A Fall From Grace
In short, it’s nuts.
Some kinds of bores you will tolerate, and other kinds you will not. "The Mosquito Coast" has the misfortune to be about the second kind of bore - about a man who is zealous in the pursuit of his obsessions long, long after they have ceased to interest anyone else.
The man's name is Allie Fox, and he is convinced that American civilization is coming apart at the seams. Acting on his fears, Fox packs up his wife and children and moves them into the rain forests of Central America, where he plans to establish a new civilization. This man is not without intelligence. He has invented, for example, a new kind of machine for making ice, and nobody can say he is not handy with his hands. But he shares the common fault of many utopians: He wants to create a society in which men will be free - but free only in the way he thinks they should be free.
Fox is played in "The Mosquito Coast" by Harrison Ford, and it is one of the ironies of the movie that he does very good work. Ford gives us a character who has tunnel vision, who is uncaring toward his family or anyone else, who is totally lacking in a sense of humor, who is egocentric to the point of madness. It is a brilliant performance - so effective, indeed, that we can hardly stand to spend two hours in the company of this consummate jerk.

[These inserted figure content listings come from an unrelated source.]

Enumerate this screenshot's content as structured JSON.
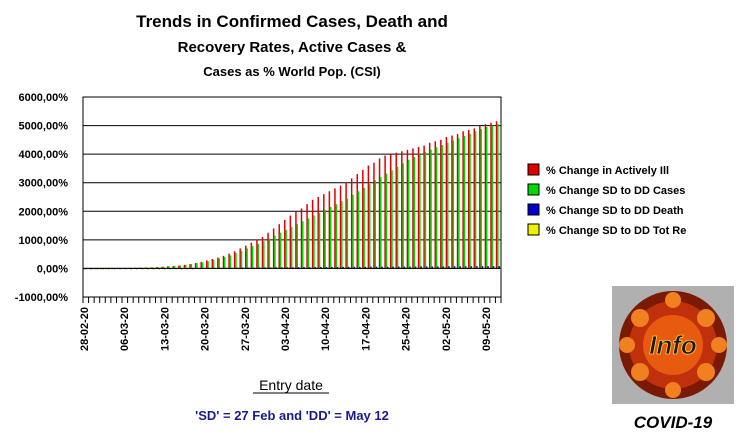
{
  "chart_data": {
    "type": "bar",
    "title_lines": [
      "Trends in Confirmed Cases, Death and",
      "Recovery Rates, Active Cases &",
      "Cases as % World Pop. (CSI)"
    ],
    "xlabel": "Entry date",
    "ylabel": "",
    "ylim": [
      -1000,
      6000
    ],
    "yticks": [
      "6000,00%",
      "5000,00%",
      "4000,00%",
      "3000,00%",
      "2000,00%",
      "1000,00%",
      "0,00%",
      "-1000,00%"
    ],
    "grid": true,
    "legend_position": "right",
    "x_tick_labels": [
      "28-02-20",
      "06-03-20",
      "13-03-20",
      "20-03-20",
      "27-03-20",
      "03-04-20",
      "10-04-20",
      "17-04-20",
      "25-04-20",
      "02-05-20",
      "09-05-20"
    ],
    "num_points": 75,
    "series": [
      {
        "name": "% Change in Actively Ill",
        "color": "#e00000",
        "values": [
          0,
          0,
          -5,
          -10,
          -5,
          0,
          5,
          10,
          15,
          20,
          25,
          30,
          35,
          45,
          55,
          70,
          85,
          100,
          125,
          150,
          190,
          230,
          280,
          330,
          380,
          440,
          520,
          600,
          700,
          800,
          900,
          1000,
          1100,
          1250,
          1400,
          1550,
          1700,
          1850,
          2000,
          2100,
          2250,
          2400,
          2500,
          2600,
          2700,
          2800,
          2900,
          3000,
          3150,
          3300,
          3450,
          3600,
          3700,
          3850,
          3950,
          4000,
          4050,
          4100,
          4150,
          4200,
          4250,
          4300,
          4400,
          4450,
          4500,
          4600,
          4650,
          4700,
          4800,
          4850,
          4900,
          5000,
          5050,
          5100,
          5150
        ]
      },
      {
        "name": "% Change SD to DD Cases",
        "color": "#00d800",
        "values": [
          0,
          0,
          0,
          2,
          5,
          8,
          12,
          16,
          20,
          25,
          30,
          35,
          40,
          50,
          60,
          75,
          90,
          105,
          130,
          155,
          180,
          210,
          250,
          300,
          350,
          400,
          460,
          540,
          620,
          700,
          780,
          860,
          950,
          1050,
          1150,
          1250,
          1350,
          1450,
          1550,
          1650,
          1750,
          1850,
          1950,
          2050,
          2150,
          2250,
          2350,
          2450,
          2580,
          2700,
          2820,
          2950,
          3080,
          3200,
          3320,
          3440,
          3560,
          3680,
          3800,
          3900,
          4000,
          4080,
          4160,
          4240,
          4320,
          4400,
          4480,
          4560,
          4640,
          4720,
          4800,
          4880,
          4950,
          5000,
          5050
        ]
      },
      {
        "name": "% Change SD to DD Death",
        "color": "#0000cc",
        "values": [
          0,
          0,
          0,
          0,
          0,
          0,
          0,
          0,
          0,
          0,
          0,
          0,
          0,
          0,
          0,
          0,
          0,
          0,
          0,
          0,
          10,
          10,
          15,
          15,
          20,
          20,
          25,
          25,
          30,
          30,
          30,
          35,
          35,
          35,
          40,
          40,
          40,
          40,
          45,
          45,
          45,
          45,
          50,
          50,
          50,
          50,
          55,
          55,
          55,
          55,
          60,
          60,
          60,
          60,
          60,
          65,
          65,
          65,
          65,
          65,
          70,
          70,
          70,
          70,
          70,
          75,
          75,
          75,
          75,
          75,
          80,
          80,
          80,
          80,
          80
        ]
      },
      {
        "name": "% Change SD to DD Tot Re",
        "color": "#f0f000",
        "values": [
          0,
          0,
          0,
          0,
          0,
          0,
          0,
          0,
          0,
          0,
          0,
          0,
          0,
          0,
          0,
          0,
          0,
          0,
          0,
          0,
          0,
          0,
          0,
          0,
          0,
          0,
          0,
          0,
          0,
          0,
          0,
          0,
          0,
          0,
          0,
          0,
          0,
          0,
          0,
          0,
          0,
          0,
          0,
          0,
          0,
          0,
          0,
          0,
          0,
          0,
          0,
          0,
          0,
          0,
          0,
          0,
          0,
          0,
          0,
          0,
          0,
          0,
          0,
          0,
          0,
          0,
          0,
          0,
          0,
          0,
          0,
          0,
          0,
          0,
          0
        ]
      }
    ],
    "legend": [
      {
        "label": "% Change in Actively Ill",
        "color": "#e00000"
      },
      {
        "label": "% Change SD to DD Cases",
        "color": "#00d800"
      },
      {
        "label": "% Change SD to DD Death",
        "color": "#0000cc"
      },
      {
        "label": "% Change SD to DD Tot Re",
        "color": "#f0f000"
      }
    ],
    "footnote": "'SD' = 27 Feb and 'DD' = May 12"
  },
  "logo": {
    "text": "Info",
    "caption": "COVID-19"
  }
}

There have been other madmen in other movies who tried to find their vision in these same rain forests. I think immediately of "Aguirre, the Wrath of God," and "Fitzcarraldo," two movies by Werner Herzog about crazed eccentrics who pressed on into the jungle, driven by their obsessions. Those movies were so much more watchable than "The Mosquito Coast" because they created characters (both played by Klaus Kinski) who were mad with a flamboyant, burning intensity. Allie Fox's madness is more of a drone, an unending complaint against the way things are. It is painful to watch him not because he is mad, but because he is boring - one of those nuts who will talk all night long without even checking to see if you're listening.
The movie is based on a novel by Paul Theroux, in which the narrator is Fox's teenage son, Charlie. Through Charlie's eyes, we gradually see the father turning from an idealist into an obsessive, and we also see Charlie becoming a man in the process of dealing with that change. In the movie, Charlie (River Phoenix) is still the narrator, but what he tells us on the soundtrack isn't reinforced by what we see on the screen. Charlie recedes into the family and becomes just one more hapless victim to be dragged through the jungle by his father.
Another mysterious character in the movie is Mother (Helen Mirren), the wife, who stands by mutely and uncomplainingly while Fox subjects her family to dangerous and pointless experiences. What does she feel? What does she really think? Apart from one welcome outburst, we never know. Mirren has said that the character was opposite to everything in her own nature, and that she played Mother by trying to become completely passive. Well, that's probably the only strategy that would have worked, but it leaves enormous questions about Mother's thoughts and fears - questions this movie is not prepared to answer.
"The Mosquito Coast" was directed by Peter Weir, an Australian who has made great films about the silences and mysteries of nature. In "Picnic at Hanging Rock," he showed us a group of giggling schoolgirls on a day's outing, who are mysteriously lost somewhere within a vast prehistoric rock formation. The movie provided no answer to its mystery except for an awesome silence. In that film and throughout his career, Weir has been able to capture the majesty of nature, and the production values in "The Mosquito Coast" are impressive, especially in a scene where a typhoon threatens to sweep away Ford's fragile settlement on a threatened beach.
The movie has been directed and acted so well, in fact, that almost all my questions have to do with the script: Why was the hero made so uncompromisingly hateful? The screenplay is by Paul Schrader, whose own movies ("Hardcore" and "Mishima: A Life in Four Chapters") and screenplays ("Taxi Driver") often are about men obsessed with their own narrow range of vision. But Schrader's characters always have some measure of humanity that is lacking here.
Weir's most recent movie was "Witness," also with Ford, and also about a contrast between modern and utopian sensibilities. Ford played the cop who came to live with and understand an Amish farm community.
He fell in love with a young woman whose father was rigid and uncompromising, so utterly sure of his own infallibility that he was heedless of the unhappiness he caused others. "The Mosquito Coast," unfortunately, is all about that kind of father.